Local Government

Progress being made on bridge-replacement project in Taylor, Mo.

Work crews from Bleigh Construction Co. of Hannibal use heavy equipment Monday to prepare areas in and around the North Fabius River near Taylor for the construction of a new bridge to carry County Road 313. H-W Photo/Edward Husar
By Herald-Whig
Posted: Aug. 20, 2019 12:01 am

PALMYRA, Mo. -- Progress is being made on efforts to build a new bridge over the North Fabius River near Taylor.

Bleigh Construction Co. of Hannibal, which was awarded the $884,083 contract in June, recently took down the old bridge along County Road 313 and hauled away the steel structure in pieces.

Then last week the contractor spent time removing the old concrete bridge abutments in preparation for installing new reinforced abutments, which will support the ends of the new bridge.

"It was a chore," Teya Stice, Marion County's land-use and capital-improvements coordinator, told the Marion County Commission on Monday.

"It had a lot more rebar in it than they thought it would," she said.

Once the abutments were out of the way, the construction crew started finishing other aspects of the demolition before they can start building the new bridge, which is expected to be finished by the end of December, barring any weather-related delays.

The old Taylor bridge was shut down in November 2017 after an inspection by the Missouri Department of Transportation showed severe rust and deterioration had occurred throughout the structure, built in 1929. The inspector said the bridge could no longer safely hold the weight of a car and urged that it be taken out of service immediately.

Commissioners sought to push ahead quickly with bridge-replacement plans because the river crossing at Taylor was used frequently by local farmers to move heavy machinery and farm equipment safely.

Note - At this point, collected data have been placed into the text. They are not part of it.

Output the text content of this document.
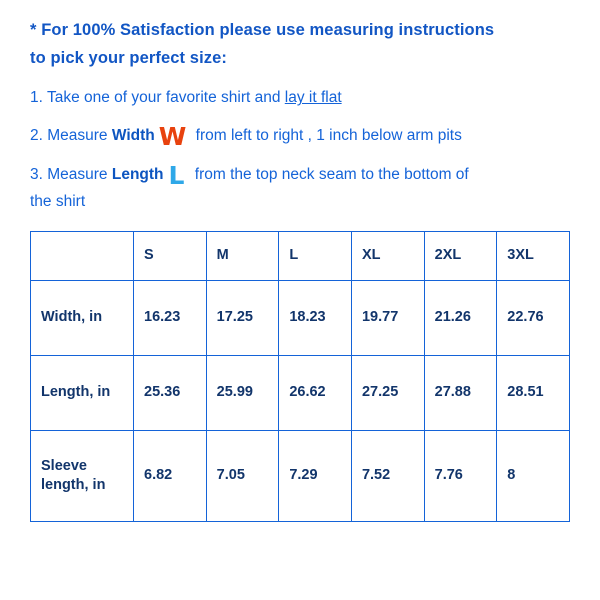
* For 100% Satisfaction please use measuring instructions
to pick your perfect size:
1. Take one of your favorite shirt and lay it flat
2. Measure Width W from left to right , 1 inch below arm pits
3. Measure Length L from the top neck seam to the bottom of
the shirt
	S	M	L	XL	2XL	3XL
Width, in	16.23	17.25	18.23	19.77	21.26	22.76
Length, in	25.36	25.99	26.62	27.25	27.88	28.51
Sleeve length, in	6.82	7.05	7.29	7.52	7.76	8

In other action at Monday's meeting, Stice gave an update on a proposal to draft an ordinance imposing tighter restrictions on utility companies that want to use county right-of-way for construction projects.

At the commission's request, Stice did some research on the issue by contacting the county's attorney, who advised her that an existing state law already "covers this issue."

"He said companies basically have to have county commission approval to install utilities," Stice said. "We can't prohibit them from installing them on our right-of-way, but we can negotiate with them to make sure that they put the road back the way it was or improve the road" once the construction project is finished.

Western District Commissioner Steve Begley nonetheless asked Stice to craft a proposed ordinance based on one adopted in Phelps County that would bar companies from placing utility lines on county right-of-way and would establish local rules that have to be followed

"Let's see if we can kind of mirror that and adopt it," Begley said.

The commission reviewed a report from County Clerk Valerie Dornberger showing that the county's sales tax receipts in August totaled $166,824, which was up about 7% from the same month last year.

Dornberger said the county's capital improvements sales tax and road tax revenues also were higher in August.